During the "King in Black" storyline, Mister Fear is among the villains recruited by Mayor Wilson Fisk to be part of the Thunderbolts during Knull's invasion.

===Alan Fagan===

Alan Fagan was born in Madison, Wisconsin. He is Larry Cranston's nephew and Ariel Tremmore's father. When Cranston seemingly died, Fagan came into possession of the fear gas and other equipment.

As the fourth Mister Fear, Fagan attempts to use his fear-gas in blackmail schemes which were stymied by Spider-Man, with the aid of Hawkeye. Fagan is brutally attacked in prison by men in the employ of Ariel, who carve much of the skin from his face. Ariel takes fear gas residue from Fagan's skin and uses it for herself, becoming the villain Shock.

Fagan recovers from these injuries and receives improved weaponry and armor from Lucia von Bardas. The weaponry is later destroyed.
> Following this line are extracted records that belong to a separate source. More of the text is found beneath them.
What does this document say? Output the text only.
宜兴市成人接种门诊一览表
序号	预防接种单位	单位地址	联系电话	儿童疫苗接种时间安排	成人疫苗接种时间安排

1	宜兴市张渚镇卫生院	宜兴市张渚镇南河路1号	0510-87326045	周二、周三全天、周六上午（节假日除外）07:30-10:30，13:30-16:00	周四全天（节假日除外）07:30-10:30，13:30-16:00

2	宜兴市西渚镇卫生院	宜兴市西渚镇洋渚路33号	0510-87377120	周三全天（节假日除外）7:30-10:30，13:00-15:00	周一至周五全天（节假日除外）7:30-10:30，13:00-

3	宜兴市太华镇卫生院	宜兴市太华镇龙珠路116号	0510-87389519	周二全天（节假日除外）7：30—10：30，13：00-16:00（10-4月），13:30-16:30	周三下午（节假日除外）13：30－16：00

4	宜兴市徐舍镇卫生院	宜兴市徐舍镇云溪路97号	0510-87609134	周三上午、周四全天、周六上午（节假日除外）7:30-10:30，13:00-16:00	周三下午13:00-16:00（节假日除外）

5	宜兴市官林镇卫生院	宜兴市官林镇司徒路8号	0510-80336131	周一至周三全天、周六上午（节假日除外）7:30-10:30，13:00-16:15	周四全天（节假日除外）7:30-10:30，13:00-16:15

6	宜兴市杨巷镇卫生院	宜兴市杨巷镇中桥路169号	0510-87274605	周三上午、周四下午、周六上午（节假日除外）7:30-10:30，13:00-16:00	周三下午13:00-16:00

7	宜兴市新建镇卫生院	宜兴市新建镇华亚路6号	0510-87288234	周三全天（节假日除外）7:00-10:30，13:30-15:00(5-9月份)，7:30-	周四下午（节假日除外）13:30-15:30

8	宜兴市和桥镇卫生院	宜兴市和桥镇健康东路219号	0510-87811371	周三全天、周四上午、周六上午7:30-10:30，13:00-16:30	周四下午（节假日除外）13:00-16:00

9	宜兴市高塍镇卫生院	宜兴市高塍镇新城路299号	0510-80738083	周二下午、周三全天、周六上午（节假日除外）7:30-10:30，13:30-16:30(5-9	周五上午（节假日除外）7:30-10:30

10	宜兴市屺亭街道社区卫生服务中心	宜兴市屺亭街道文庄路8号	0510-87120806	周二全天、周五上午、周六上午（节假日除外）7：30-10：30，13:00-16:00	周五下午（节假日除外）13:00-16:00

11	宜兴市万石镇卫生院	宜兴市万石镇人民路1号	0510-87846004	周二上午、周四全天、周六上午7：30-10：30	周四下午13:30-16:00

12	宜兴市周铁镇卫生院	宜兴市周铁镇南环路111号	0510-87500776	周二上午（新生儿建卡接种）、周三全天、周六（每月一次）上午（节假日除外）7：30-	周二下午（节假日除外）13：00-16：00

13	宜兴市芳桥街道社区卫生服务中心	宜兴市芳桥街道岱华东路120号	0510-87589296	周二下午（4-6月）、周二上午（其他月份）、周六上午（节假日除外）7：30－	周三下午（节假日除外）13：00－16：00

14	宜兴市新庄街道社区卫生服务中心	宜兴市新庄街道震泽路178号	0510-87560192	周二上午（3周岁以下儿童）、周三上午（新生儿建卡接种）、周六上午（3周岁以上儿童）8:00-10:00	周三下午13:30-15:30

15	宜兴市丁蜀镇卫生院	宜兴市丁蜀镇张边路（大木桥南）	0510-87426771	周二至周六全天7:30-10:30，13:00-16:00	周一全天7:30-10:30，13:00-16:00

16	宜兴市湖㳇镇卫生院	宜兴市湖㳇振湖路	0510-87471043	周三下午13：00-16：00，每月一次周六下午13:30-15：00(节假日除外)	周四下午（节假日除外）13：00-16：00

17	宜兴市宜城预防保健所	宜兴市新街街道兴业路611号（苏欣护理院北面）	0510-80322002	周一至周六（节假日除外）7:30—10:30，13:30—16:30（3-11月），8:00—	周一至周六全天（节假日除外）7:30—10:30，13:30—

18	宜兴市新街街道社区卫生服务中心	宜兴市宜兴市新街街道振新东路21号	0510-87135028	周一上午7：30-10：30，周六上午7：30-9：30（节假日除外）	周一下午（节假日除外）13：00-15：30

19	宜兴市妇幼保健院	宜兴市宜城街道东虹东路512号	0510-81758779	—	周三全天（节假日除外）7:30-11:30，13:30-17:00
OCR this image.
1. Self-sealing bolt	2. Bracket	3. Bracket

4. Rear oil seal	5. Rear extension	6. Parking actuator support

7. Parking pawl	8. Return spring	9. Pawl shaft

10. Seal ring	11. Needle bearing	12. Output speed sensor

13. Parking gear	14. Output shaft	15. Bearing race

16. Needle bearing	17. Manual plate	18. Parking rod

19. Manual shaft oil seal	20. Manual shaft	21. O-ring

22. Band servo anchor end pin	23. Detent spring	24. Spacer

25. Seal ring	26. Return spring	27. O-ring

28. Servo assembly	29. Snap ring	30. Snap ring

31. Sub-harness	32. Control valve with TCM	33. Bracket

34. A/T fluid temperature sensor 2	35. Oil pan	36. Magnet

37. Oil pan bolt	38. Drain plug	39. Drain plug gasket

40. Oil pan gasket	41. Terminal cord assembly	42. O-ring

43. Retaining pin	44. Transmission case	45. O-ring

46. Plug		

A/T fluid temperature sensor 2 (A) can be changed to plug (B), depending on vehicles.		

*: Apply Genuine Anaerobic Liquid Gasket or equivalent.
Fagan is hired by the Hood to take advantage of the superhero community split caused by the Superhuman Registration Act.

==Powers and abilities==
Mister Fear employs a compound based on the flight scent pheromone—chemicals produced by most animals, used to communicate a variety of simple messages over distances. The drug induces severe anxiety, fear, and panic, and sometimes nightmarish hallucinations, rendering victims incapable of fighting or resisting his will. The dosage contained in one pellet is enough to incapacitate a normal adult male for about 15 minutes, or an exceptionally fit male, such as Daredevil, for about five minutes. The side effects of anxiety and nausea can persist for several days.

Larry Cranston has a law degree and a fair amount of legal expertise. He displayed the ability to influence the minds of other people into doing whatever he wanted them to do. Cranston also trained extensively in hand-to-hand combat for his confrontation with Daredevil.

Alan Fagan uses miniature hypodermic needles to inject a large dose of the liquid directly into the bloodstream. He has also used a hand-held weapon that fires capsules of the fear gas. Working with an unidentified chemist, Fagan adapted other pheromones to his use, including one that makes a man sexually irresistible to women.